Sunday, November 29, 2015

Buying Into the Revolution -- Part Three -- Where are we now?

In my last post in this series, I mention the insular nature of genealogical software. Years ago, if I were researching paper books in a library and found information about my family, I would have to copy out the information, record a citation to the location, evaluate the information and then incorporate the findings into my records, usually on a family group record. If I were using some type of file system, I might include the notes I made in that family's file folder or notebook or whatever. Years later, if I stumbled across the same information again, in another book or record, I would have go through the same process again, copy, evaluate, then I might discover that I already knew that particular item if I managed to put my notes into the same folder.

I could have used a card file for the notes and then I would be dependent on my ability to characterize the information about my family in a way that was consistent with my earlier characterization or I would have two cards with the same information. Guess what? This happens all the time in libraries across the world. Libraries depend on their catalogers to characterize and organize vast quantities of information so it can later be found and they can prevent the same material to be duplicated in different parts of the library unintentionally.

Genealogists have used all sorts of schemes to prevent this type of duplication. What is even more disconcerting is the fact that individual researchers duplicate a great deal of the same research. Some people estimate that 80% or more of what genealogists do is mere duplication of what someone else has already done. I would place that figure much higher.

The effect of this insularity is that most of what we do as genealogists is wasted effort. The research has already been done, we just do not know where to find it. This issue also arises due to the possessive nature of the average genealogist. The idea that someone can own information creates more problems than just duplication, but the concept and belief in ownership is one of the causes of the insularity.

What is truly amazing is that despite all the duplication, there are still vast areas of genealogical research that remain unorganized and are not incorporated in any kind of organization.'s Family Tree and other similar efforts to consolidate genealogical research are mired down in inaccurate and incomplete information. From my own experience, correcting even one small branch of these massive trees is a monumental undertaking.

So where are we in our efforts to eliminate the insularity? On a scale of one to ten with ten being the goal, we have not made it to one yet. What is preventing our progress? At the core of the problem is our inability to easily and completely transfer genealogical data from one venue to another. Simply put, if I have spent years accumulating information about one of my ancestors, there is no adequate way for me to incorporate all of my information into one place that makes it available to every other person related to the same ancestor. has made a start by creating a unified family tree program, but after years of working on the Family Tree, we are still waiting to have a way to eliminate duplicate entries, even when those entries are obvious duplicates.

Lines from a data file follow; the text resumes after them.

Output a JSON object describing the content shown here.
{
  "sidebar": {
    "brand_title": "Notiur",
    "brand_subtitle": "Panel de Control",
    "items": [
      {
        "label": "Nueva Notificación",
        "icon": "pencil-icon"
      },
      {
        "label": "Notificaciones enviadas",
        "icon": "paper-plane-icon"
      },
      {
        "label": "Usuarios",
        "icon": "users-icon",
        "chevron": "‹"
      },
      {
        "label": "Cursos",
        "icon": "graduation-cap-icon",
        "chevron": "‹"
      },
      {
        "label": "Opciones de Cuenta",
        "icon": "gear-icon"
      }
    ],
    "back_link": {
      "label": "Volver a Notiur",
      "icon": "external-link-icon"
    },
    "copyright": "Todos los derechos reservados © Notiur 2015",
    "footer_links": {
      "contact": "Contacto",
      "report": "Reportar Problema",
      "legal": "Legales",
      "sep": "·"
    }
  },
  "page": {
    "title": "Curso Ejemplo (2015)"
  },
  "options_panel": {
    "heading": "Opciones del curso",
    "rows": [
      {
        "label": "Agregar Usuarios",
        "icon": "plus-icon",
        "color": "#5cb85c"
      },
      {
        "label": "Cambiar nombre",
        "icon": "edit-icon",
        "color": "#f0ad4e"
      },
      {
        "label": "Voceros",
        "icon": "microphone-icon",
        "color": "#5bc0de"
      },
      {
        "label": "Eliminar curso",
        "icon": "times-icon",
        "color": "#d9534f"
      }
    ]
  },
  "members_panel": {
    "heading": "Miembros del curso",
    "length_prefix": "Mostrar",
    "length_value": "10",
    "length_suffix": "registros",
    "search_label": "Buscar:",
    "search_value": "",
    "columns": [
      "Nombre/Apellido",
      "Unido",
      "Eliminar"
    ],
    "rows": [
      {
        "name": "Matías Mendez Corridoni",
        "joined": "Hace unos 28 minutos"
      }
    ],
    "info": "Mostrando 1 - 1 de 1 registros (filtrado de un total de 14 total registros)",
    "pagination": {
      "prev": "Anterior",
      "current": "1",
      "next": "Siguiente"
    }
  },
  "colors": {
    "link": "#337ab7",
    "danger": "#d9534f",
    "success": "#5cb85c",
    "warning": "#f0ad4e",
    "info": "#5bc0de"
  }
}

If you want to get some idea of the overall scope of the problem, you can look at my family tree in the program. uses advanced programming techniques to match the entries in my family tree with the family trees of all of the other users of the program. Right now, the program is telling me that I have over 100,000 matches. Just imagine the duplication that this figure implies! The details of the matches say that I have 8,815 matching family trees with 60,244 Smart Matches, not quite 100,000 but who is counting. I have no mechanism at all that will allow me to examine all those potential matches and this is only one program. What about all the trees in all the other programs? Each of those matches is a potential duplication of effort.

Perhaps these examples give you an idea of the challenge faced by the genealogical community. At this point all the technological advances we have available to us have only given us a window to look out on the scope of the problems we face. We have only made the barest beginnings at solving those problems.

Genealogy deals with a specialized type of information, but it is information. We are supposed to be in the information age. So what are we doing with our massive amounts of information. Here is one more example.

My parents are cousins. They share a common ancestor. My mother's great-grandfather was also my father's great-great-grandfather. The same person is in both family lines. This is called pedigree collapse. None of the present genealogical database programs convey this information in an adequate way. Nothing tells me that by going back in two different lines, I will ultimately be looking at the same people. I happen to know about this particular problem and others, because I recognized the names, but what happens when you get back a few more generations? Can you really keep track of all of the common relationships? The answer is that presently we have no programs or mechanisms that identify common ancestors in the same programs where that information is stored. Yes, I have a utility program that will tell me if I am related to someone and yes the programs will tell me how I am related to another person in the same program, but none of them show me where my lines merge. For example, there is a program called Relative Finder that works with the Family Tree. According to that program, my wife and I are related as 6th cousins 2 times removed. We supposedly share a common ancestor back in the late 1600s. However, absent the suggested link from Relative Finder, we might never had known of that connection. We are only, just now, getting to the point where we can recognize such connections.